Da 16 anni con maschera e mani legate perché affetto da picacismo, la denuncia del Garante: “Questa è tortura”

Quello di Bruno - questo il nome del paziente - è un disturbo raro del comportamento alimentare caratterizzato dal mangiare regolarmente cose non commenstibili
picacismo

Da sedici anni l’unica cura per Bruno, affetto da una patologia che lo porta ad ingerire di tutto, sono le mani legate e una maschera sul viso come quella di Hannibal Lecter, il serial killer protagonista dei romanzi dei Thomas Harris. “Un trattamento che appare più vicino al concetto di tortura che a quello di cura”, racconta la nuova Garante della Sardegna per le persone private della libertà personale, Irene Testa, reduce da una visita alla struttura di assistenza ai disabili nel Sulcis-Iglesiente in cui l’uomo è ricoverato.

“Scenario agghiacciante”

“Scenario agghiacciante”

“Ho atteso un giorno prima di mettere nero su bianco quanto visto all’Aias di Cortoghiana. Un giorno per riprendermi – confessa – dallo scenario agghiacciante e raccapricciante che mi sono trovata davanti”. “Bruno – spiega la Garante – è affetto da picacismo, patologia che lo porta a ingerire qualsiasi cosa gli capiti davanti. Da oltre sedici anni viene tenuto tutto il giorno legato per le mani, con un casco in testa. Apparentemente non perché pericoloso verso gli altri, ma verso di sé”.

Quello di Bruno è un disturbo piuttosto raro del comportamento alimentare caratterizzato dal mangiare regolarmente cose non commenstibili, come carta, argilla, sporcizia o capelli.

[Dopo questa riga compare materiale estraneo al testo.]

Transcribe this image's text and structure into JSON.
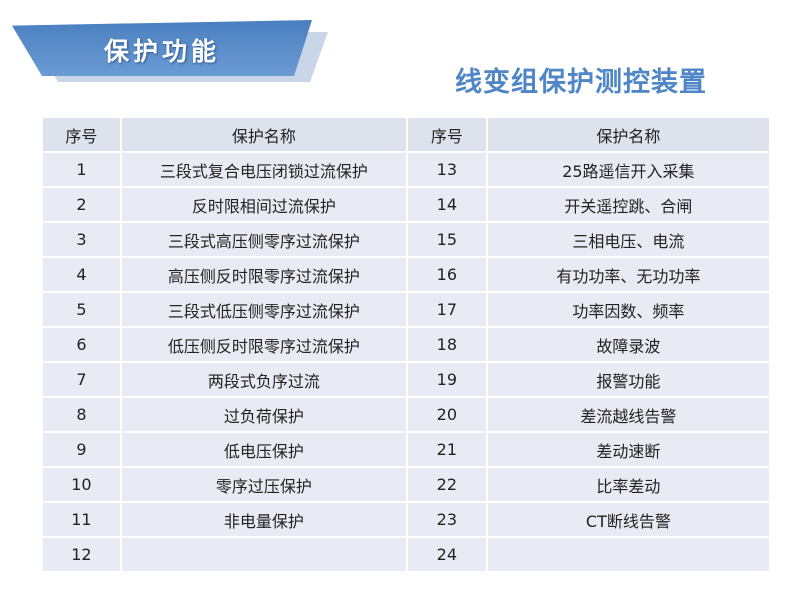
{
  "banner_title": "保护功能",
  "main_title": "线变组保护测控装置",
  "table": {
    "headers": [
      "序号",
      "保护名称",
      "序号",
      "保护名称"
    ],
    "rows": [
      [
        "1",
        "三段式复合电压闭锁过流保护",
        "13",
        "25路遥信开入采集"
      ],
      [
        "2",
        "反时限相间过流保护",
        "14",
        "开关遥控跳、合闸"
      ],
      [
        "3",
        "三段式高压侧零序过流保护",
        "15",
        "三相电压、电流"
      ],
      [
        "4",
        "高压侧反时限零序过流保护",
        "16",
        "有功功率、无功功率"
      ],
      [
        "5",
        "三段式低压侧零序过流保护",
        "17",
        "功率因数、频率"
      ],
      [
        "6",
        "低压侧反时限零序过流保护",
        "18",
        "故障录波"
      ],
      [
        "7",
        "两段式负序过流",
        "19",
        "报警功能"
      ],
      [
        "8",
        "过负荷保护",
        "20",
        "差流越线告警"
      ],
      [
        "9",
        "低电压保护",
        "21",
        "差动速断"
      ],
      [
        "10",
        "零序过压保护",
        "22",
        "比率差动"
      ],
      [
        "11",
        "非电量保护",
        "23",
        "CT断线告警"
      ],
      [
        "12",
        "",
        "24",
        ""
      ]
    ]
  },
  "colors": {
    "banner": "#5b8fcc",
    "title": "#4f86c6",
    "row": "#e8ebf3",
    "header": "#dde2ec"
  }
}
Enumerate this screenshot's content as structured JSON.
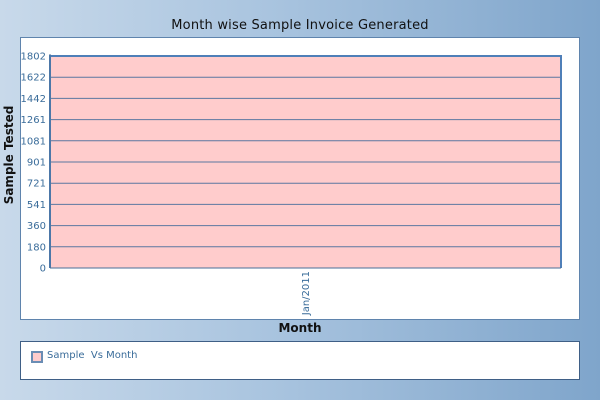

Solitamente ciò che il picacista mangia non provoca danni alla sua salute. Tuttavia, talvolta ciò che assume causa complicanze, come stipsi, occlusione del tratto digerente, avvelenamento da piombo per aver mangiato frammenti di vernice, o infezione parassitaria per aver ingerito terriccio.

“Non è una cura”

“Io non sono un medico e non spetta a me dare ricette, magari dal sapore semplicistico perché guidate dall’onda emotiva – chiarisce Testa -. Sono la garante delle persone private della libertà personale e proprio di persone, di singoli casi ho il dovere di occuparmi. Non mi sto riferendo quindi alla struttura, ma ad un caso specifico di un ospite al suo interno, per la verità già sollevato da alcuni anni dalla presidente dell’Unasam, l’Unione nazionale delle associazioni per la salute mentale, Gisella Trincas, ma anche oggetto di esposti alla Procura, di lettere all’allora ministro della Salute Speranza e di interrogazioni nel Consiglio regionale sardo”.

“Non mi rassegno – assicura la Garante – non posso accettare che una persona malata venga sottoposta a un trattamento che appare più vicino al concetto di tortura che a quello di cura. Non è però tempo dell’indignazione ma della concreta e rapida azione di tutti gli attori istituzionali che possano dare un contributo a cambiare questa situazione. Questa è una sorta di appello: dobbiamo farlo per Bruno e per tutti gli altri Bruno”.